If Mother had, as I suspect, pleaded Grandmother’s ill health as an excuse to escape her mother-in-law and for her sudden visit to Ireland, her letters home must have been full of half-truths, evasion, and omission. Not only was Grandmother as healthy, cheerful, and energetic as she was ever to be after Uncle Sainthill’s death, but she was engaged in a whirl of social activity. Rosamund Gwynne’s promised visit to Ballydavid was imminent; she had brought her trunks and hatboxes south and was now staying on the other side of Waterford with a friend whose father commanded the garrison.
“She seems to be rather a favorite with the y
oung officers,” Aunt Katie had said at lunch, her tone benevolent.
Grandmother said nothing. I could imagine the weight of disapproval she would have conveyed with the same words. It seemed that Aunt Katie’s essential good nature and her reluctance to think ill of anyone with whom she was connected now included her prospective niece, Miss Gwynne. Grandmother, with one son dead and her daughter unsuitably married, did not share her charitable outlook; that the young woman who would in all probability become her daughter-in-law was apparently a flirt did not sit well with her.
Nevertheless, the Ballydavid tennis party was an annual event, and this year it was to be slightly expanded and to some extent in honor of Rosamund Gwynne. Although most invitations had already been sent out, Grandmother had not yet completely finished with the guest list.
When I came downstairs to tea, the sun was shining, and Mother, my grandmother, and my great-aunt were sitting outdoors with Miss Gwynne. I followed Bridie who was carrying the tea tray out to the veranda. My mother gestured for me to sit on a footstool beside her.

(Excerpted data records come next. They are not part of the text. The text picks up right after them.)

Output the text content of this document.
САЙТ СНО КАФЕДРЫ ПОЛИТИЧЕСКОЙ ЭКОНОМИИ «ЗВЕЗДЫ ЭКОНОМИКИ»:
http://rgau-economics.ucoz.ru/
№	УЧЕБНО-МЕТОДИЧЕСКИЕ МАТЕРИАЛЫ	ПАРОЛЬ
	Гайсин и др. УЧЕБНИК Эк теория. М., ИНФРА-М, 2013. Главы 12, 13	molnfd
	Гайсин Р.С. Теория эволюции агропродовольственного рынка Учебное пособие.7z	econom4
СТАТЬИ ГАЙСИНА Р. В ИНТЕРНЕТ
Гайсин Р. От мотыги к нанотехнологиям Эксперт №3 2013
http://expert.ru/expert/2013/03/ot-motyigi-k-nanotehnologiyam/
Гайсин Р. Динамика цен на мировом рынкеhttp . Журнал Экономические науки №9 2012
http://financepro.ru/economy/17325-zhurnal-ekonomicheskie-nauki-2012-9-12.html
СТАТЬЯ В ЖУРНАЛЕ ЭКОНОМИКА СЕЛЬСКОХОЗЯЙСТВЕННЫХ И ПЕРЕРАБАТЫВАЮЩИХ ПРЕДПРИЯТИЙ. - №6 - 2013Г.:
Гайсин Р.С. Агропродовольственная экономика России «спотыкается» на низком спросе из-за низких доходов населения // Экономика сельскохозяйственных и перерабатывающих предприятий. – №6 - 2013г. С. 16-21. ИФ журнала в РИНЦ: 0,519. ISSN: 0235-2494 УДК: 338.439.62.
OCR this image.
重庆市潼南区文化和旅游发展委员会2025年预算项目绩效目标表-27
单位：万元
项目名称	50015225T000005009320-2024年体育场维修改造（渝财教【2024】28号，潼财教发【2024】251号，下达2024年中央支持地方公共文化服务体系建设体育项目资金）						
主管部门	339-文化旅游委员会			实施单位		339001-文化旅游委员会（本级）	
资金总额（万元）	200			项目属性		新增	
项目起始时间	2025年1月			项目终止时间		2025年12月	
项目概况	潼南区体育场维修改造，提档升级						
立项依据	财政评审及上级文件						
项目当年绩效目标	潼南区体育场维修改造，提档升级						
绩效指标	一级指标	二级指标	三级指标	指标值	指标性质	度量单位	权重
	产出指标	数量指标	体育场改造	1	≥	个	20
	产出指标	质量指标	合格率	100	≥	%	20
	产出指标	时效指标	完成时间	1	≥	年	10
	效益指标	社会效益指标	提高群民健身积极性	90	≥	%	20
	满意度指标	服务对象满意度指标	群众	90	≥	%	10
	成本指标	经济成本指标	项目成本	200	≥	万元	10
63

“So Alice, still on holiday—you must be missing Clodagh.”
With her first sentence, Miss Gwynne managed to offend me. While she had been in the north of Ireland and after it had seemed inevitable that she would become one of the family, I had considered the likelihood of being a bridesmaid when she married Uncle Hubert, and had gone so far as to prepare myself with a couple of suggestions as to how I might to the greatest advantage be dressed. Now I felt the wave of instant dislike that, looking back after all these years, I think Rosamund Gwynne managed to induce in most members of my family—with the presumable exception of my uncle. There were few people I wanted less to see than Clodagh, and, surely, it would have been more graceful—although equally improbable—to suggest that Clodagh was missing me.